Sources told The Wall Street Journal Tuesday the bank signed two popular regulated exchanges – Coinbase and Gemini, the latter founded by Tyler and Cameron Winklevoss.
The fact that both exchanges are regulated in the U.S. was apparently a factor in the approvals, which still took a lengthy period of vetting, the WSJ said. Accounts for the two crypto firms were approved last month, the sources said, and are now in use.
The move by JPMorgan is notable in a nation where banking services are hard to come by for any firms dealing with cryptocurrencies, which are viewed as a high risk by the banking industry. Until now, exchanges and other firms working with digital assets have been served by a few crypto-friendly banking institutions such as Silvergate.
Still, Gemini and Coinbase aren't the first crypto clients for JPMorgan. TokenSoft, a regulated transfer agent and software vendor for security token services, has had an account at the bank since 2017, CEO Mason Borda said on Twitter.

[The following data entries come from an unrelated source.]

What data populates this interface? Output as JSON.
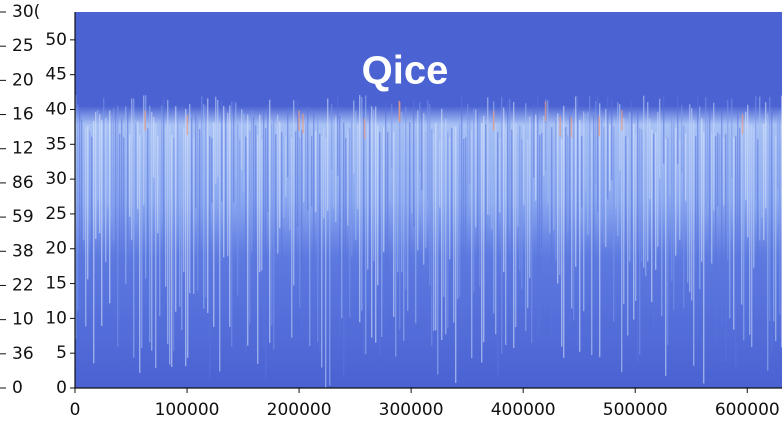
{
  "chart_data": {
    "type": "heatmap",
    "annotation": "Qice",
    "colorbar_labels": [
      "30(",
      "25",
      "20",
      "16",
      "12",
      "86",
      "59",
      "38",
      "22",
      "10",
      "36",
      "0"
    ],
    "xlim": [
      0,
      631000
    ],
    "xticks": [
      0,
      100000,
      200000,
      300000,
      400000,
      500000,
      600000
    ],
    "ylim": [
      0,
      54
    ],
    "yticks": [
      0,
      5,
      10,
      15,
      20,
      25,
      30,
      35,
      40,
      45,
      50
    ]
  }
}
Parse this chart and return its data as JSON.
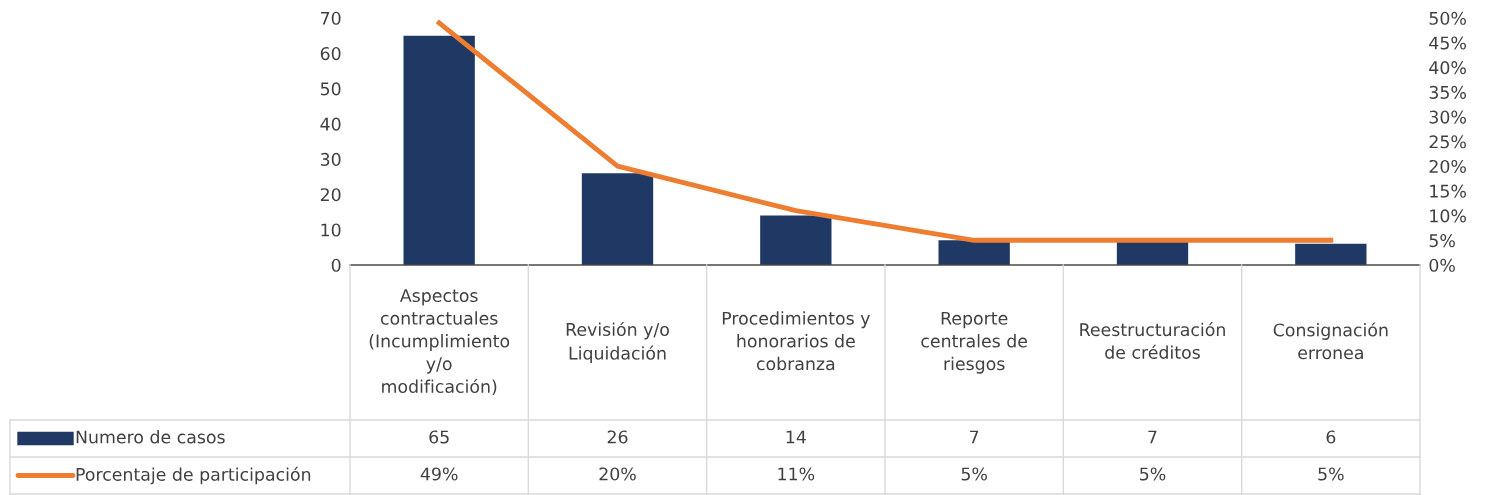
{
  "chart_data": {
    "type": "bar",
    "categories": [
      "Aspectos\ncontractuales\n(Incumplimiento\ny/o\nmodificación)",
      "Revisión y/o\nLiquidación",
      "Procedimientos y\nhonorarios de\ncobranza",
      "Reporte\ncentrales de\nriesgos",
      "Reestructuración\nde créditos",
      "Consignación\nerronea"
    ],
    "series": [
      {
        "name": "Numero de casos",
        "color": "#1f3864",
        "values": [
          65,
          26,
          14,
          7,
          7,
          6
        ],
        "value_labels": [
          "65",
          "26",
          "14",
          "7",
          "7",
          "6"
        ]
      },
      {
        "name": "Porcentaje de participación",
        "type": "line",
        "axis": "y2",
        "color": "#ed7d31",
        "values": [
          49,
          20,
          11,
          5,
          5,
          5
        ],
        "value_labels": [
          "49%",
          "20%",
          "11%",
          "5%",
          "5%",
          "5%"
        ]
      }
    ],
    "ylim": [
      0,
      70
    ],
    "yticks": [
      0,
      10,
      20,
      30,
      40,
      50,
      60,
      70
    ],
    "y2lim": [
      0,
      50
    ],
    "y2ticks": [
      {
        "value": 0,
        "label": "0%"
      },
      {
        "value": 5,
        "label": "5%"
      },
      {
        "value": 10,
        "label": "10%"
      },
      {
        "value": 15,
        "label": "15%"
      },
      {
        "value": 20,
        "label": "20%"
      },
      {
        "value": 25,
        "label": "25%"
      },
      {
        "value": 30,
        "label": "30%"
      },
      {
        "value": 35,
        "label": "35%"
      },
      {
        "value": 40,
        "label": "40%"
      },
      {
        "value": 45,
        "label": "45%"
      },
      {
        "value": 50,
        "label": "50%"
      }
    ],
    "grid": false,
    "legend": "bottom",
    "line_style": "solid"
  }
}
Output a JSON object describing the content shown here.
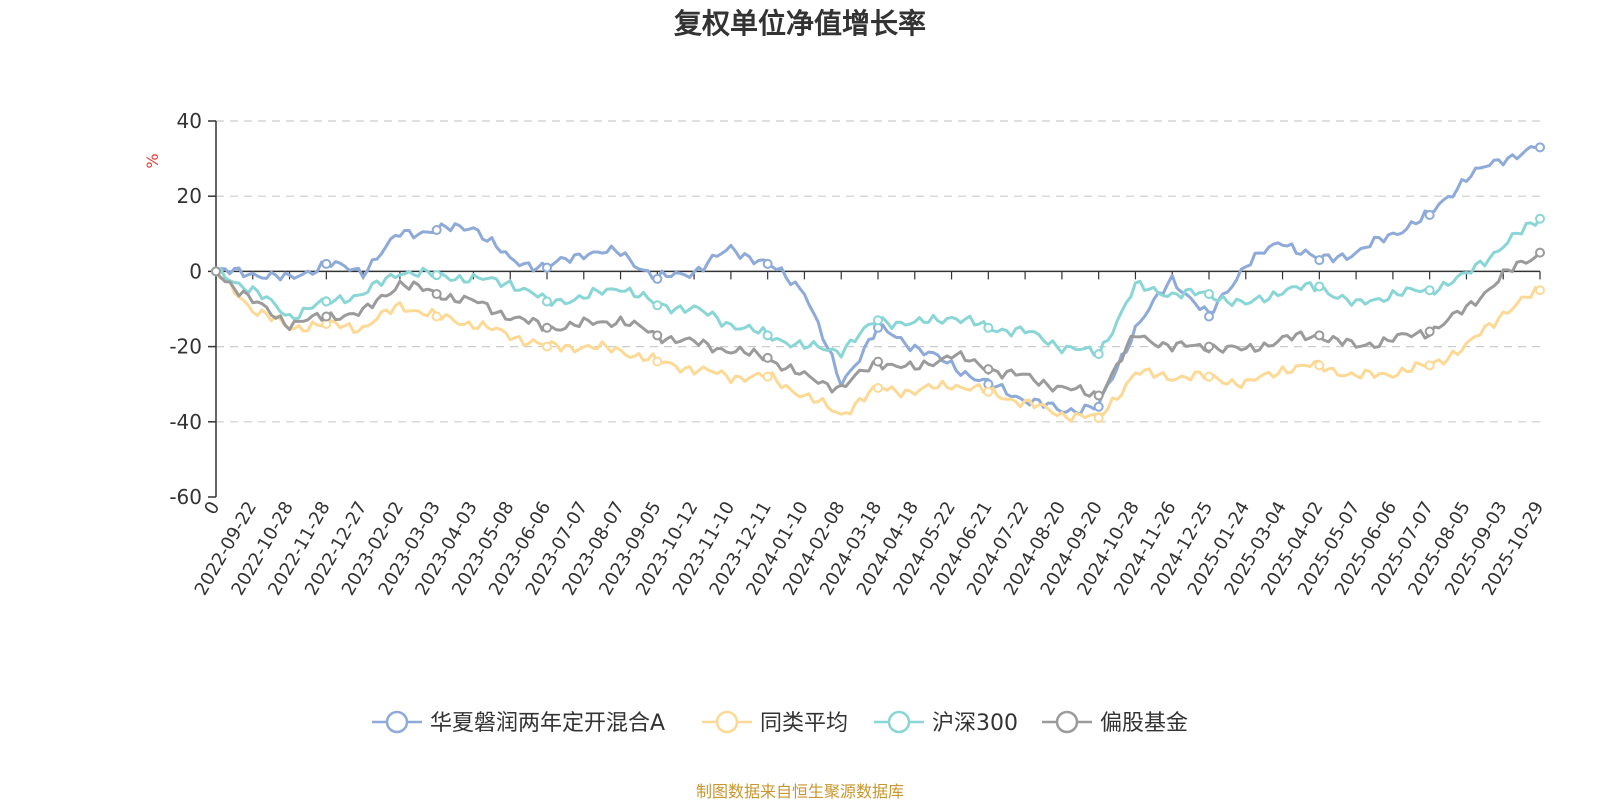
{
  "chart_data": {
    "type": "line",
    "title": "复权单位净值增长率",
    "ylabel": "%",
    "ylim": [
      -60,
      40
    ],
    "yticks": [
      -60,
      -40,
      -20,
      0,
      20,
      40
    ],
    "grid": true,
    "legend_position": "bottom",
    "x": [
      "0",
      "2022-09-22",
      "2022-10-28",
      "2022-11-28",
      "2022-12-27",
      "2023-02-02",
      "2023-03-03",
      "2023-04-03",
      "2023-05-08",
      "2023-06-06",
      "2023-07-07",
      "2023-08-07",
      "2023-09-05",
      "2023-10-12",
      "2023-11-10",
      "2023-12-11",
      "2024-01-10",
      "2024-02-08",
      "2024-03-18",
      "2024-04-18",
      "2024-05-22",
      "2024-06-21",
      "2024-07-22",
      "2024-08-20",
      "2024-09-20",
      "2024-10-28",
      "2024-11-26",
      "2024-12-25",
      "2025-01-24",
      "2025-03-04",
      "2025-04-02",
      "2025-05-07",
      "2025-06-06",
      "2025-07-07",
      "2025-08-05",
      "2025-09-03",
      "2025-10-29"
    ],
    "series": [
      {
        "name": "华夏磐润两年定开混合A",
        "color": "#8eaad8",
        "values": [
          0,
          -0.5,
          -2,
          2,
          0,
          10,
          11,
          12,
          3,
          1,
          5,
          5,
          -2,
          0,
          6,
          2,
          -5,
          -30,
          -15,
          -20,
          -25,
          -30,
          -34,
          -37,
          -36,
          -15,
          -2,
          -12,
          2,
          8,
          3,
          5,
          10,
          15,
          25,
          30,
          33
        ]
      },
      {
        "name": "同类平均",
        "color": "#fdd996",
        "values": [
          0,
          -10,
          -15,
          -14,
          -15,
          -9,
          -12,
          -14,
          -17,
          -20,
          -20,
          -21,
          -24,
          -26,
          -28,
          -28,
          -33,
          -38,
          -31,
          -32,
          -30,
          -32,
          -35,
          -38,
          -39,
          -27,
          -28,
          -28,
          -30,
          -26,
          -25,
          -28,
          -27,
          -25,
          -20,
          -11,
          -5
        ]
      },
      {
        "name": "沪深300",
        "color": "#8ad6d6",
        "values": [
          0,
          -5,
          -12,
          -8,
          -6,
          0,
          -1,
          -2,
          -3,
          -8,
          -7,
          -4,
          -9,
          -10,
          -14,
          -17,
          -20,
          -21,
          -13,
          -14,
          -12,
          -15,
          -16,
          -20,
          -22,
          -4,
          -6,
          -6,
          -9,
          -5,
          -4,
          -9,
          -6,
          -5,
          -1,
          7,
          14
        ]
      },
      {
        "name": "偏股基金",
        "color": "#9b9b9b",
        "values": [
          0,
          -8,
          -14,
          -12,
          -11,
          -3,
          -6,
          -8,
          -12,
          -15,
          -14,
          -13,
          -17,
          -19,
          -21,
          -23,
          -28,
          -31,
          -24,
          -26,
          -22,
          -26,
          -28,
          -31,
          -33,
          -17,
          -20,
          -20,
          -21,
          -18,
          -17,
          -20,
          -18,
          -16,
          -10,
          -1,
          5
        ]
      }
    ]
  },
  "source": "制图数据来自恒生聚源数据库"
}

Speaking at CoinDesk's Consensus: Distributed event Monday, U.S. banking regulator Brian Brooks said, "Banks not only have the ability, they have an obligation to serve all lawful businesses. They shouldn't be discriminating because something's a new technology." Brian Brooks was formerly Coinbase's chief legal officer and is now senior deputy at the Office of the Comptroller of the Currency.
"As crypto matures, there are increasingly many companies that have perfectly robust risk management systems and do have an ability to comply with those laws, and they shouldn't have trouble finding bank relationships," he said.
With cryptocurrency firms now accepted by a major bank, it's possible other institutions may follow suit. The traditional finance industry has been becoming more open to the financial technology as it proves a worthy investment at a time when the markets' favorite assets are struggling.
So far this year, bitcoin as up 20%, while the SP 500 stock index is down 9.3% and oil has fallen 66%. Traditional safe haven gold is up just 11.5% at a time when markets have been reeling from the effects of the coronavirus pandemic.
In this last week, hedge fund pioneer Paul Tudor Jones II revealed his Tudor BVI Global Fund is now authorized to invest in bitcoin futures. Jones also told CNBC soon after that he holds 1%-2% of his assets in bitcoin. He didn't say whether he invested in bitcoin futures or actual bitcoins.
The WSJ sources said JPMorgan is now providing Coinbase and Gemini's U.S. users with deposits and withdrawals via wire transfer and automated Clearing House (ACH) transactions. It's also helping the exchanges with cash management services, they said.
JPMorgan has also built out its own blockchain settlement service with its own U.S.dollar-backed token, dubbed JPM Coin. Previously a crypto cynic, CEO Jamie Dimon said last year the token "could be internal, could be commercial, it could one day be consumer.”
A JPMorgan spokesperson declined to comment on the news when contacted by CoinDesk.